As Aristotle explained in his later work, reason is not simply instrumental. It is not merely a capacity to figure out how to fit means to ends; it includes the capacity to determine what is best for us. What is best for us is not the mere satisfaction of our desires, whether bodily urges or desires for love, power or prestige. The good life, rather, is one of sustained activity in accordance with virtue, exercising our rational capacities excellently over a complete life.

But this perspective – the perspective of Police Chief Marge in Fargo – is hard to sustain in the shadow of AI. Nick Bostrom in his book Deep Utopia considers a “solved” world – that is, a world where everything worth doing can be done better by AI and where there is at the same time abundance and safety. In such a world, what meaningful activities remain to exercise our virtues? Loss of meaning looms for a new generation.

Bostrom even suggests that one – even if not the best – way humans can “thrive” in such a world is forever stimulation of their pleasure centers. Of course, endless ecstasy seems, at first glance, a great idea. But it is not a real solution to life’s problems and dissatisfactions. Aristotle calls a life devoted entirely to pleasure as fit for animals, but not for humans.

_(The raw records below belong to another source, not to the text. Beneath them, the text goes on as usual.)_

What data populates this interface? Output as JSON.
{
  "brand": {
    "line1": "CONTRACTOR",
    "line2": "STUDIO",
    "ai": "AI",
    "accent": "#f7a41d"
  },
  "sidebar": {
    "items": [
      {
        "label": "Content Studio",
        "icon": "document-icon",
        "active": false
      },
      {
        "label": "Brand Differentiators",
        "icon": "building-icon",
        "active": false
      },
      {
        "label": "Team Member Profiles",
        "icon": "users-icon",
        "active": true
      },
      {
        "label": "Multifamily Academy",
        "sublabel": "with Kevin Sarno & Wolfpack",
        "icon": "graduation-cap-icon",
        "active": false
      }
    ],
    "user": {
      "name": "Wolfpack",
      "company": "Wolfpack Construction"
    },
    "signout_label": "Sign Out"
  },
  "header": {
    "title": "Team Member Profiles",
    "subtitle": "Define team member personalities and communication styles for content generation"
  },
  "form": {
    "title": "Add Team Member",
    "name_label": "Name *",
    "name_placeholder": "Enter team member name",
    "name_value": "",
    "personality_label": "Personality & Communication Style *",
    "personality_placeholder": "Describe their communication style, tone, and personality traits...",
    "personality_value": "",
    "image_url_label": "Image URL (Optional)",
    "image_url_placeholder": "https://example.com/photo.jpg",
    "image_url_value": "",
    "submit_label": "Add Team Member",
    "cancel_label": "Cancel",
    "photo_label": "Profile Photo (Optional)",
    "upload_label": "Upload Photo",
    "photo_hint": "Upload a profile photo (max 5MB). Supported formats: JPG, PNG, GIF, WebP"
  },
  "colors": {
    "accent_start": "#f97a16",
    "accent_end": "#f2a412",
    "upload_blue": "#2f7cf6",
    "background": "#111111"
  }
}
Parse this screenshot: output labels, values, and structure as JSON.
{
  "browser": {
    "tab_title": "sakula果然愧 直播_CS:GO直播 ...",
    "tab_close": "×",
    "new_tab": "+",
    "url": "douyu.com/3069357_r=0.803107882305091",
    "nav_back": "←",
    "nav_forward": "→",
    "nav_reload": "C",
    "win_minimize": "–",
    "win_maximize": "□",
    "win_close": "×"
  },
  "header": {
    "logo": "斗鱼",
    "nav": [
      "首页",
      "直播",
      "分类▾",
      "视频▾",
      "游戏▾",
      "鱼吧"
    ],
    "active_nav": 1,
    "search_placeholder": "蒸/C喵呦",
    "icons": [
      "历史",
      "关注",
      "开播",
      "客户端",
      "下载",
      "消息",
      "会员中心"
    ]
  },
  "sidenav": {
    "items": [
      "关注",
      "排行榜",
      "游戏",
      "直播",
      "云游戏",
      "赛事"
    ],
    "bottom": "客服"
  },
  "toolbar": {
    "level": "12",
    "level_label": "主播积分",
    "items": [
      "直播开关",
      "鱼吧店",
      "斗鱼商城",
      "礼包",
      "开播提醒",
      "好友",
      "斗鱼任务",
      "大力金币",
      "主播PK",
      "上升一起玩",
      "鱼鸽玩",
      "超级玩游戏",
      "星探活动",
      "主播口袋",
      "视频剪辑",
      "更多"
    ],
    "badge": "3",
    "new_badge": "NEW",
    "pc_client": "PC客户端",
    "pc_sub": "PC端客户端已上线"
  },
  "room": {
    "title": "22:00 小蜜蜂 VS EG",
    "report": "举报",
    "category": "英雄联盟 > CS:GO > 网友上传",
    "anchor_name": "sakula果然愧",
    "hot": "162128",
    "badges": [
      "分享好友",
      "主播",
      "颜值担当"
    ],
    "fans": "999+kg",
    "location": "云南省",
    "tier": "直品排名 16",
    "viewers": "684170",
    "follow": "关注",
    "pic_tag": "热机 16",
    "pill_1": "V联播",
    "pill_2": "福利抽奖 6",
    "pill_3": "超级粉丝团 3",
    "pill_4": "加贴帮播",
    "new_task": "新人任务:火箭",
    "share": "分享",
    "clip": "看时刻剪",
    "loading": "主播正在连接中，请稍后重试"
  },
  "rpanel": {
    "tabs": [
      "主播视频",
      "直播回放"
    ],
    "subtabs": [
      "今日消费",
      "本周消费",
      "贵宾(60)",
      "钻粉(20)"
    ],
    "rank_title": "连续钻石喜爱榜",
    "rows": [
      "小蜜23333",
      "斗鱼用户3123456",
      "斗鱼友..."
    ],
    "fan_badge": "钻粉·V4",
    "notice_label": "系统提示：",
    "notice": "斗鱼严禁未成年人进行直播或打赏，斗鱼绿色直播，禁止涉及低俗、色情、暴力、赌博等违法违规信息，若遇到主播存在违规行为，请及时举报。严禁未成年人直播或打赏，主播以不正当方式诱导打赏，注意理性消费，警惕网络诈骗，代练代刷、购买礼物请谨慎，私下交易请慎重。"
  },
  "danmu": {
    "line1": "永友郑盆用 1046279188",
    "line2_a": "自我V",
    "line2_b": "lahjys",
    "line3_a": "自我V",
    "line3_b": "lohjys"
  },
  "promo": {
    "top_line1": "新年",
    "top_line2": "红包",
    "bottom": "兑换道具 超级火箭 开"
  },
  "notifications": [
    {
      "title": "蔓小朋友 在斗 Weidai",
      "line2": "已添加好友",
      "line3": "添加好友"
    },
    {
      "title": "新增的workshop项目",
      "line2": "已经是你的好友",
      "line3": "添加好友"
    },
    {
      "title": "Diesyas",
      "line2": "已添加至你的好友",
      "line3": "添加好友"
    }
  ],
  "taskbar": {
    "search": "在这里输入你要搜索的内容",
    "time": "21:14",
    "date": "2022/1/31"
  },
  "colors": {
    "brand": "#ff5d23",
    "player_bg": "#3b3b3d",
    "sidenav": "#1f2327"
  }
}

Even if the “solved” world is just a utopia never to come true, AI’s more modest promises to cure disease, to make our lives frictionless and abundant, seduce us. In exchange for these promises, we are willing to overlook how our digital lives make the exercise of virtues – contemplation, charity, love, connection, and creativity – increasingly difficult.

The fear of extinction by ASI seems intertwined with a fear of something more painful to face, the possibility that we are, like modern Fausts, losing our souls to the machine. Midas, at least, could wash his hands in the river. It is not clear we will find our Pactolus.